Recent weather extremes have started affecting Malta. Likewise, industrial accidents such as the recent fire in Birkirkara, where more than 220,000 litres of water and 5,000 litres of foam had to be deployed to contain the blaze was a reminder of how exposed businesses are to sudden accidents.
Undeniably, events like this will overwhelm any operation and, unless anticipated, can disrupt liquidity and ultimately threaten solvency.
Global data highlights the scale of the challenge.
According to research published earlier this year, 40% of businesses never reopen after a major disaster, and a further 25% fail within a year without effective continuity planning. For small firms in particular, the figures are more dramatic. 90% never resume operations after a disaster strikes.
Despite these facts, preparedness remains insufficient. More surveys also indicate that more than half of companies globally lack any form of business continuity plan, and only 30% of small businesses have a documented resilience strategy.
Within this context, insurance has an indispensable role not just in risk transfer, but in protecting cash flow and credit positions from the moment a shock occurs.
Too many firms rely on generic or legacy policies that inadequately reflect the value of their assets, the nature of their operations, or the scale of potential loss. A meticulously tailored insurance programme that aligns coverage to real exposures is a core element of financial resilience.
One critical but often underappreciated feature is the Payment on Account clause.
Following an insured incident, the detailed loss-assessment process that insurers undertake can take weeks or months when businesses rarely have the luxury of time or the cash reserves to delay repairs, equipment replacement, or regulatory compliance.
Payment on Account provisions allow insurers to advance interim funds once liability is accepted, based on validated and estimated losses.
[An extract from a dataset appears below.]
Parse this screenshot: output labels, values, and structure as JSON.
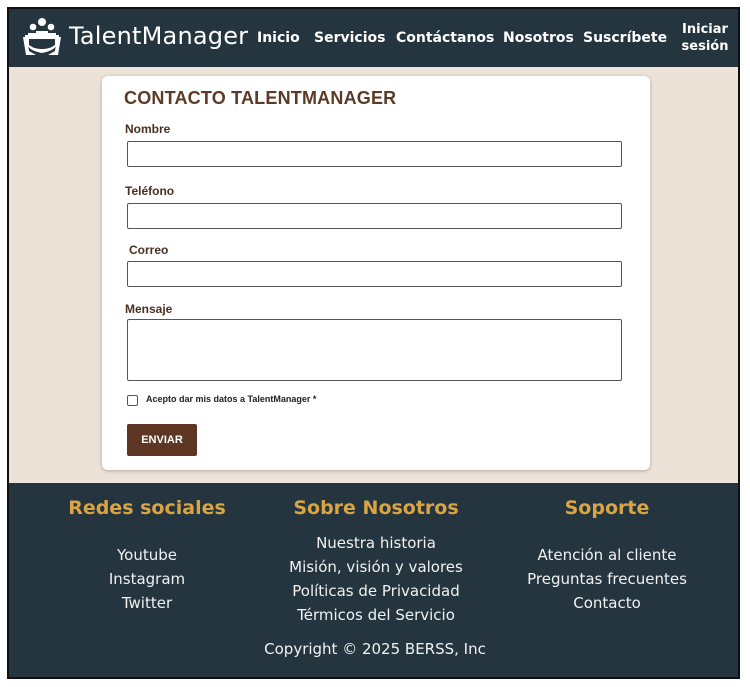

These amounts are later reconciled in the final settlement, but in the interim they can provide an essential bridge for working capital at a moment of acute strain. Such clauses are common in property, construction and marine policies, but under-emphasised in many risk programmes.
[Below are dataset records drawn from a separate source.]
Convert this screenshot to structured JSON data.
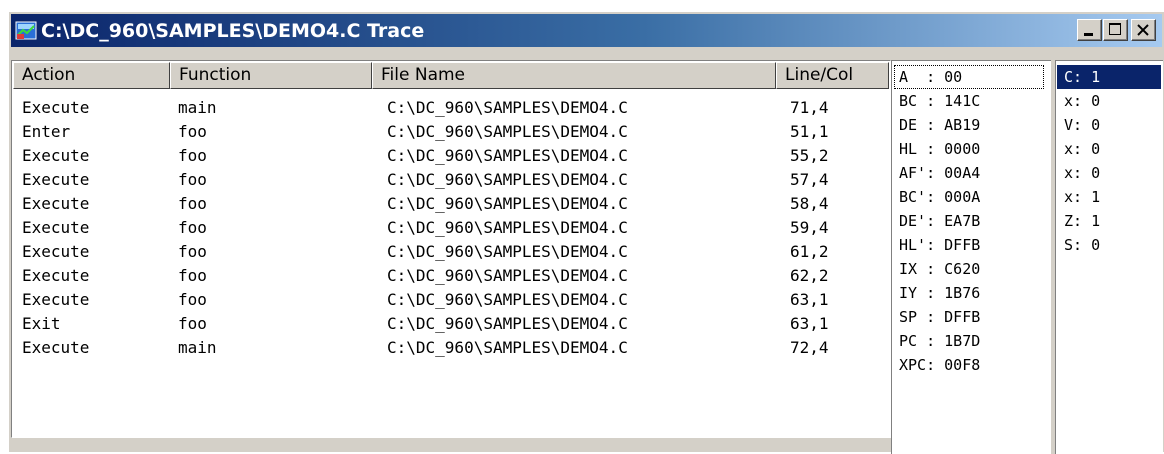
{
  "window": {
    "title": "C:\\DC_960\\SAMPLES\\DEMO4.C Trace",
    "icon": "trace-window-icon",
    "caption_buttons": [
      "minimize-icon",
      "maximize-icon",
      "close-icon"
    ]
  },
  "trace": {
    "columns": [
      "Action",
      "Function",
      "File Name",
      "Line/Col"
    ],
    "rows": [
      {
        "action": "Execute",
        "function": "main",
        "file": "C:\\DC_960\\SAMPLES\\DEMO4.C",
        "linecol": "71,4"
      },
      {
        "action": "Enter",
        "function": "foo",
        "file": "C:\\DC_960\\SAMPLES\\DEMO4.C",
        "linecol": "51,1"
      },
      {
        "action": "Execute",
        "function": "foo",
        "file": "C:\\DC_960\\SAMPLES\\DEMO4.C",
        "linecol": "55,2"
      },
      {
        "action": "Execute",
        "function": "foo",
        "file": "C:\\DC_960\\SAMPLES\\DEMO4.C",
        "linecol": "57,4"
      },
      {
        "action": "Execute",
        "function": "foo",
        "file": "C:\\DC_960\\SAMPLES\\DEMO4.C",
        "linecol": "58,4"
      },
      {
        "action": "Execute",
        "function": "foo",
        "file": "C:\\DC_960\\SAMPLES\\DEMO4.C",
        "linecol": "59,4"
      },
      {
        "action": "Execute",
        "function": "foo",
        "file": "C:\\DC_960\\SAMPLES\\DEMO4.C",
        "linecol": "61,2"
      },
      {
        "action": "Execute",
        "function": "foo",
        "file": "C:\\DC_960\\SAMPLES\\DEMO4.C",
        "linecol": "62,2"
      },
      {
        "action": "Execute",
        "function": "foo",
        "file": "C:\\DC_960\\SAMPLES\\DEMO4.C",
        "linecol": "63,1"
      },
      {
        "action": "Exit",
        "function": "foo",
        "file": "C:\\DC_960\\SAMPLES\\DEMO4.C",
        "linecol": "63,1"
      },
      {
        "action": "Execute",
        "function": "main",
        "file": "C:\\DC_960\\SAMPLES\\DEMO4.C",
        "linecol": "72,4"
      }
    ]
  },
  "registers": [
    "A  : 00",
    "BC : 141C",
    "DE : AB19",
    "HL : 0000",
    "AF': 00A4",
    "BC': 000A",
    "DE': EA7B",
    "HL': DFFB",
    "IX : C620",
    "IY : 1B76",
    "SP : DFFB",
    "PC : 1B7D",
    "XPC: 00F8"
  ],
  "flags": [
    "C: 1",
    "x: 0",
    "V: 0",
    "x: 0",
    "x: 0",
    "x: 1",
    "Z: 1",
    "S: 0"
  ],
  "colors": {
    "title_bar_start": "#0a246a",
    "title_bar_end": "#a6caf0",
    "selection": "#0a246a",
    "chrome": "#d4d0c8"
  }
}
Comprehensive insurance is only part of the picture. A business’s greatest vulnerability often lies in the loss of income and ongoing operating costs when core functions are interrupted. Property insurance protects assets; Business Interruption insurance protects the continuity of cash flows, which becomes vital in terms of fixed obligations such as salaries, rent, loan servicing and supplier commitments. In its absence, these outflows will erode liquidity rapidly.
Robust BI coverage contains multiple components. Increased Cost of Working (ICOW) underwrites additional expenditures that are economically justified to accelerate recovery, ensuring that money spent yield equivalent or greater savings in lost turnover or profit.
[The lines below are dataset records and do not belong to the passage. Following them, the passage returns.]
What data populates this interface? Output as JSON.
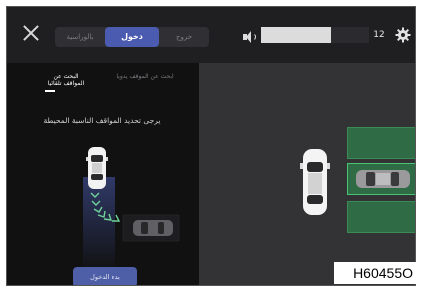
{
  "header": {
    "close_icon": "close-icon",
    "mode_tabs": [
      {
        "label": "بالوراسية",
        "selected": false
      },
      {
        "label": "دخول",
        "selected": true
      },
      {
        "label": "خروج",
        "selected": false
      }
    ],
    "volume": {
      "icon": "speaker-icon",
      "level": 0.65,
      "value": "12"
    },
    "settings_icon": "gear-icon"
  },
  "left_panel": {
    "tabs": [
      {
        "label": "البحث عن المواقف تلقائيا",
        "active": true
      },
      {
        "label": "ابحث عن الموقف يدويا",
        "active": false
      }
    ],
    "prompt": "يرجى تحديد المواقف الناسبة المحيطة",
    "start_button": "بدء الدخول"
  },
  "colors": {
    "accent": "#4a5bb0",
    "slot_green": "#2f6b44",
    "slot_selected_border": "#49c477",
    "trajectory": "#6fd39a"
  },
  "figure_code": "H60455O"
}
Another layer, Additional Increase in Cost of Working (AICOW), extends this protection even where the cost-benefit calculation alone falls short — such as leasing temporary premises above market rates to retain clients, preserve contractual obligations, or safeguard long-term customer relationships. In many crises, these discretionary decisions determine whether a firm survives or falters.
The broader resilience strategy extends beyond insurance to disciplined Business Continuity Planning (BCP). Continuity planning is no longer an IT exercise; it is an enterprise-wide imperative.
Effective BCP identifies critical processes, diversifies supply chains, sets alternative work practices, codifies communications protocols, and embeds crisis governance.
Organisations with tested and maintained plans recover more rapidly, sustain fewer disruptions, and preserve stakeholder confidence. Indeed, research suggests that companies with regularly tested continuity plans are 2.5 times more likely to rebound quickly following a major incident.
For credit managers and corporate treasurers, the implications are clear. Cash flow is not just a metric but the is the lifeblood of creditworthiness and firms that after disruption, cannot resume operations within a short window, face sharply higher failure rates.
According to FEMA data cited by PMC and various industry sources, businesses that cannot resume operations within five days of a disaster face a 90% failure rate within one year.
The insurance market itself reflects this recognition.
Worldwide spending on business continuity and disaster recovery solutions reached nearly €650 million in 2024 and is projected to exceed €1.95 billion by 2033, growing at an annualised rate of 13% as firms grapple with cyber risk, climate volatility and supply chain fragility.
This is a world where operational risk continues to mount. Businesses that invest in tailored insurance programmes that enable continuity planning in the face of potential shocks will be protecting their liquidity and credit standing.
Ultimately, they will be the ones to show that preparedness is not discretionary but indispensable.